Pour m'être un peu penché sur la sociologie du Grand Ouest, j'ai constaté que si l'Etat et les valeurs d'autorité et d'identité nationale qui lui sont attachées sont considérés comme mieux défendus par notre famille politique que par le PS, nous accusons une moindre crédibilité en matière sociale.
Or, ici, peut-être plus qu'ailleurs, les préoccupations touchent bien sûr à l'environnement, mais aussi et surtout au pouvoir d'achat, à la précarité, et à la lutte contre les inégalités.
Si la population semble extrêmement favorable aux réformes qui visent à changer en profondeur la mentalité française dans ce qu'elle peut avoir de plus archaïque, si elle nous considère comme plus aptes à faire face aux grands enjeux du monde moderne - je pense à l'Europe, à la mondialisation, à la croissance économique -, on voit clairement l'inquiétude d'une population qui, un peu comme pour le TGV, craint de se retrouver oubliée par le train de l'histoire.
Le PS semble recueillir à peu près comme nous un tiers des intentions de vote au premier tour. La gauche semble avoir sur nous une petite avance.
Vous serez partout en mesure de la rattraper. J'en suis sûr.
Dans cette belle région peuplée d'hommes et de femmes qui n'ont jamais rompu avec l'idée d'un destin collectif, il faut leur dire que c'est chez nous qu'ils trouveront les solutions d'avenir et les valeurs qui sont en train de faire renaître la République.
Nous cultivons la responsabilité individuelle, pas l'individualisme.

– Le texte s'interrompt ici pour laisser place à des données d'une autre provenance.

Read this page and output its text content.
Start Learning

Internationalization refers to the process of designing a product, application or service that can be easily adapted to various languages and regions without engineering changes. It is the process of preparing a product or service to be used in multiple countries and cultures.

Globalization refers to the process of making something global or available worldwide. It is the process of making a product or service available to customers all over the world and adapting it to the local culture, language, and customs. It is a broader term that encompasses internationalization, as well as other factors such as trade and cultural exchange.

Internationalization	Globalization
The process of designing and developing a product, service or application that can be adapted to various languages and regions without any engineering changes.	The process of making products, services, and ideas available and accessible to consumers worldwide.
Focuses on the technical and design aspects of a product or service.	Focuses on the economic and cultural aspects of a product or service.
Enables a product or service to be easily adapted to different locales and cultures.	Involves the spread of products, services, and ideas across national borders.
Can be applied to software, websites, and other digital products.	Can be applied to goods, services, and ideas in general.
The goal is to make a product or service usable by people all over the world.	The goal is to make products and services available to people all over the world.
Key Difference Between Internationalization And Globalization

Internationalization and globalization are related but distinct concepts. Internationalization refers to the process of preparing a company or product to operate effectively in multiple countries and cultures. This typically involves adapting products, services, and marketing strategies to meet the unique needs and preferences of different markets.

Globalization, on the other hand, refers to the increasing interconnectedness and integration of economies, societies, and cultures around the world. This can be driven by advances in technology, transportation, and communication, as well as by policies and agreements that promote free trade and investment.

L'individualisme, aujourd'hui, ce n'est pas dans nos rangs qu'il faut le chercher.
C'est chez François Bayrou, qui a fait le vide autour de lui, comme Ségolène Royal l'a si bien fait au Parti Socialiste.

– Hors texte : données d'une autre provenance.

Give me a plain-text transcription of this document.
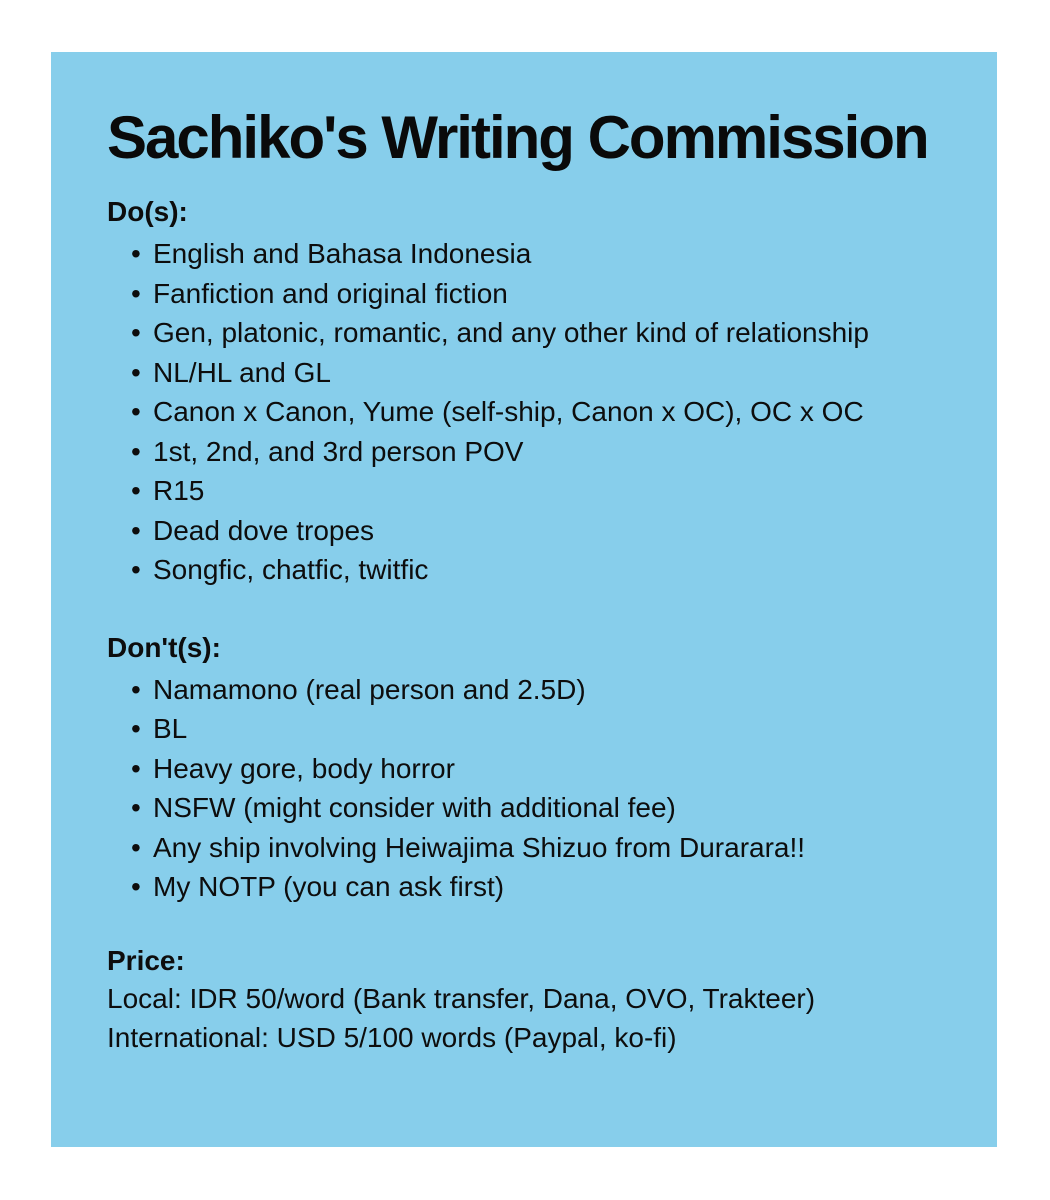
Sachiko's Writing Commission
Do(s):
• English and Bahasa Indonesia
• Fanfiction and original fiction
• Gen, platonic, romantic, and any other kind of relationship
• NL/HL and GL
• Canon x Canon, Yume (self-ship, Canon x OC), OC x OC
• 1st, 2nd, and 3rd person POV
• R15
• Dead dove tropes
• Songfic, chatfic, twitfic
Don't(s):
• Namamono (real person and 2.5D)
• BL
• Heavy gore, body horror
• NSFW (might consider with additional fee)
• Any ship involving Heiwajima Shizuo from Durarara!!
• My NOTP (you can ask first)
Price:

Local: IDR 50/word (Bank transfer, Dana, OVO, Trakteer)

International: USD 5/100 words (Paypal, ko-fi)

Si je peux me permettre de vous donner un conseil, c'est autour des valeurs du partage, de l'entraide et de l'ouverture aux autres qu'il faut construire vos programmes.
Nous savons que les enjeux municipaux porteront moins sur l'homme que sur le projet, et qu'une très large majorité d'électeurs s'exprimera au regard de considérations exclusivement locales.
Et c'est encore plus vrai ici que dans le reste du pays.
L'ouverture semble y être encore mieux accueillie que partout ailleurs.
Les élections municipales se joueront sur votre capacité à réunir les bonnes volontés au-delà de notre famille politique.
Nous battrons la gauche partout où nous serons capables d'attirer à nous les indifférents et les indécis.
Alors, mon cher Pierre, mon cher Jean-Pierre, je me tourne vers vous. Les solutions, elles sont ici. C'est à vous qu'il appartient, au cas par cas, de répondre à l'inquiétude, aux espoirs et aux attentes des habitants du Grand Ouest.
Et à vous tous, j'ai simplement envie de recommander de méditer ce proverbe chinois qui dit :
« Plus on prend de la hauteur, plus on voit loin ».